Your most successful Long options trade

Discussion in 'Options' started by OddTrader, Jul 3, 2009.

  1. What was your most successful Long options trade?

    Do you still remember it, how profitable, and why you made the particular trade?
  2. Long options trades with paying net premium for buying Calls, Puts, Backspreads, Straddles, Strangles, etc.
  3. Lucrum


    1)Long 10 OEX puts during the 89' mini crash, I think the take was around $10K

    2)Long 6 IBM calls just before a great earnings report, +/- $6K

    Almost best:

    Long 18 UAL calls, I sold at a loss on Friday, the stock closed around 155ish. Monday it opened around 190 and was at nearly 300 by weeks end.
    That would/could have been good for something in the neighborhood of $225K
  4. Seems there are not too many traders here playing long options!

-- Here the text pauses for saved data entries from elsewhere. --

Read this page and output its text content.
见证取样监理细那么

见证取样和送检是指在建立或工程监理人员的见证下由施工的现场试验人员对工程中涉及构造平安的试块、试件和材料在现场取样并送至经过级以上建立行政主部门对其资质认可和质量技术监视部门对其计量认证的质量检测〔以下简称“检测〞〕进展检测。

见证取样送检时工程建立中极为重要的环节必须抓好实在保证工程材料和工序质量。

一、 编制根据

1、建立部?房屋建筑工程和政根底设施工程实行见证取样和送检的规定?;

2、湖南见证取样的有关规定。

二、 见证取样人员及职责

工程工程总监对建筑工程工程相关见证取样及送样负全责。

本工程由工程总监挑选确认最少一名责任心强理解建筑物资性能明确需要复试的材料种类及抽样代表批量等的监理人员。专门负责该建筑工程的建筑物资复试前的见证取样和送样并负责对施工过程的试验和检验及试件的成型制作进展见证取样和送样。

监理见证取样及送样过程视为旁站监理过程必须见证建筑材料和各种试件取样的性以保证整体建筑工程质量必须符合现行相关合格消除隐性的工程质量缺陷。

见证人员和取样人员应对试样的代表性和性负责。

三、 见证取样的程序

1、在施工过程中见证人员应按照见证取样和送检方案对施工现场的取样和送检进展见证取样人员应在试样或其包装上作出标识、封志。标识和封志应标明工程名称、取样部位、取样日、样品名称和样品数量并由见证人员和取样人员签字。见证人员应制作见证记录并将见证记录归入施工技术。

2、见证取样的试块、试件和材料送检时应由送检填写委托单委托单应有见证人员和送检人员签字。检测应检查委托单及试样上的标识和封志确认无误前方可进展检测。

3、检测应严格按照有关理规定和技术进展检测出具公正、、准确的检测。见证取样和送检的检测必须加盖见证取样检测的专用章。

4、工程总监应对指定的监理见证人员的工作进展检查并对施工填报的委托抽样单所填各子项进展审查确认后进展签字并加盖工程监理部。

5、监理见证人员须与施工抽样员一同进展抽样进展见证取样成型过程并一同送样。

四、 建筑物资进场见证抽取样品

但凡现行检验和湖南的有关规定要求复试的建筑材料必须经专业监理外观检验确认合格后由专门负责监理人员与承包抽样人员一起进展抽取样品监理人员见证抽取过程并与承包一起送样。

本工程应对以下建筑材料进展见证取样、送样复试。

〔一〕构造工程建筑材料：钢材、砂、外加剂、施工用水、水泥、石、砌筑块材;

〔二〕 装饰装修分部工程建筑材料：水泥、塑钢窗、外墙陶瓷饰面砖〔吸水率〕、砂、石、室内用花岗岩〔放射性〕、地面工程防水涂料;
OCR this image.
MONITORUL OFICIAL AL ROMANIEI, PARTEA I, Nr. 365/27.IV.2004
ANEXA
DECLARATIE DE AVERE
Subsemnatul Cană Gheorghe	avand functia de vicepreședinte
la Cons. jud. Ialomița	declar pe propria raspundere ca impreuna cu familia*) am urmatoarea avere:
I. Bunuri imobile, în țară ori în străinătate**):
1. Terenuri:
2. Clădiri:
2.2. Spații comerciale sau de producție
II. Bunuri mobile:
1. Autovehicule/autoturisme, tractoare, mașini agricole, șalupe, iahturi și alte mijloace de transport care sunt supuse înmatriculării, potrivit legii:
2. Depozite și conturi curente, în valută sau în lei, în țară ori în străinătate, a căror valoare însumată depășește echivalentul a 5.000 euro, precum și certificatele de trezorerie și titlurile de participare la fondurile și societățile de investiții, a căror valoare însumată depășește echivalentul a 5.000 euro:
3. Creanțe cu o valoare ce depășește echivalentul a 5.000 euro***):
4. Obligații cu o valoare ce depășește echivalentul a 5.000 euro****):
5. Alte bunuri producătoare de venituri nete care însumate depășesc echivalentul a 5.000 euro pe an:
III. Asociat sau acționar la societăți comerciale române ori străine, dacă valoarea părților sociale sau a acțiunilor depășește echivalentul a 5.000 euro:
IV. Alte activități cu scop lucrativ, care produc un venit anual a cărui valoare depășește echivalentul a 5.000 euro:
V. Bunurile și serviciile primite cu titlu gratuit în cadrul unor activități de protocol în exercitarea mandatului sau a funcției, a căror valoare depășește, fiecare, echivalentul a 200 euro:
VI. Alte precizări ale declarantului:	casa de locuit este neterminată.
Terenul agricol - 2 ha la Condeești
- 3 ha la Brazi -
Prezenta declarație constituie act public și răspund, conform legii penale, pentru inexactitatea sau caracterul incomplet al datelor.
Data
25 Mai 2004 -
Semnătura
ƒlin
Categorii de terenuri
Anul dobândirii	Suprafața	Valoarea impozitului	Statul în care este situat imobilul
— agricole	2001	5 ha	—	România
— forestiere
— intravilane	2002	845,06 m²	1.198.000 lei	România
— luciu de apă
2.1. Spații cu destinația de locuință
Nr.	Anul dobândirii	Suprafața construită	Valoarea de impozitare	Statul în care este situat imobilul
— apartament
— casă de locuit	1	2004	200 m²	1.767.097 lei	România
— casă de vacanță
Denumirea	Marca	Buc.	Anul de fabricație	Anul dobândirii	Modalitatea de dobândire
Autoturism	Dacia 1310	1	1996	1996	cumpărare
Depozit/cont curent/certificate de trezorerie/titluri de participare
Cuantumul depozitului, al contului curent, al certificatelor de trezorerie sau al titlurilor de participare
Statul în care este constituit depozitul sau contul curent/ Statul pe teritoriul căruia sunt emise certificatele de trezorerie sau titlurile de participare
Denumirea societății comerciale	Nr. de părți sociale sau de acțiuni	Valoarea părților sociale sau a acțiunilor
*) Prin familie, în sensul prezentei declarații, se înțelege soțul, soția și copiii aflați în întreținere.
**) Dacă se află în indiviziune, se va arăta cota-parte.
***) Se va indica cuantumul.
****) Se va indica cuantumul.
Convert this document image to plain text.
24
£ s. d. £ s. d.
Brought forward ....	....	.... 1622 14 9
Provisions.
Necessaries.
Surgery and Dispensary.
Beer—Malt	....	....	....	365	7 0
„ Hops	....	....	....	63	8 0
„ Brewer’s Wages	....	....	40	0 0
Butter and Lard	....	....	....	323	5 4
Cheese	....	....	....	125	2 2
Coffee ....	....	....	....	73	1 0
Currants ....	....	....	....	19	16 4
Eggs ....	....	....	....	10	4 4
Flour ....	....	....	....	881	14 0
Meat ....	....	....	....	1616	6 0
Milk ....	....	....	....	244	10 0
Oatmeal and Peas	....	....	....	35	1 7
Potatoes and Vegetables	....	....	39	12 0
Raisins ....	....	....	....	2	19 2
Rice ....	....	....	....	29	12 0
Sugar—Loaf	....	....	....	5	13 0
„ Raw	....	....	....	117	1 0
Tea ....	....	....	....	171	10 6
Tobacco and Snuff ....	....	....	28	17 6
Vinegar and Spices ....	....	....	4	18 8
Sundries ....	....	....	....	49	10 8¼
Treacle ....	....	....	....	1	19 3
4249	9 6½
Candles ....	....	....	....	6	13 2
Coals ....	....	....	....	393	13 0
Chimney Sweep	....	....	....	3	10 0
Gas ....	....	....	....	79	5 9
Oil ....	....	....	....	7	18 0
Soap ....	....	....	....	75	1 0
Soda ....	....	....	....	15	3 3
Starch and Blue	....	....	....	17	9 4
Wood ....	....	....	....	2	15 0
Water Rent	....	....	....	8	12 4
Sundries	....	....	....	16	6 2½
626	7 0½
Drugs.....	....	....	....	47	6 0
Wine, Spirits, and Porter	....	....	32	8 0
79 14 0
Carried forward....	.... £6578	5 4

    For the UAL calls, why did you quit? Change of IM, or what?
  5. Its not so much as "traders" dont "play" long options its more that traders who really use options dont just buy a put or call and hang out waiting for the undelrying to move. Historically we all know thats a poor strategy. Retail investors my do that quite a bit but if you're talking about professional options traders they're for the most part trading volatility.
  6. Don't remember all the details, just that it was on CSCO in late 1999- 2000. Bought I think 20 calls with 110 strike, don't remember the month. CSCO was around 100 at the time. I cleared ~ $30,000 on the trade, and I think I ended up leaving a fair amount on the table. It was a quick trade and at that point in my trading it was definitely a fill my pants moment. :D
    I know CSCO went skyhigh after and split afterward, but I was long gone at that point. Then again, not long after CSCO went straight down into the dumper.
  7. Since currently there is only one single forum for options trading, I have been thinking for some time that ET should have at least two forums for options trading: One for Buyers; Another Sellers.

    Perhaps it would be not difficult to see the natural conflicts of interest to provide suitable advices from (generally) sellers to buyers.

    Probably we need more good options books written by buyers from buyers perspective.
  8. What xflat is saying is that very few long term options traders do not make strict directional bets. This is why you may not see much discussions/books on the topic.

    There are many discussions on ET about volatility, spreads, etc., which is what you will progress to as you learn more about options.
  9. OK, thanks!
  10. actually, that was supposed to say "very few long term options traders make strict directional bets."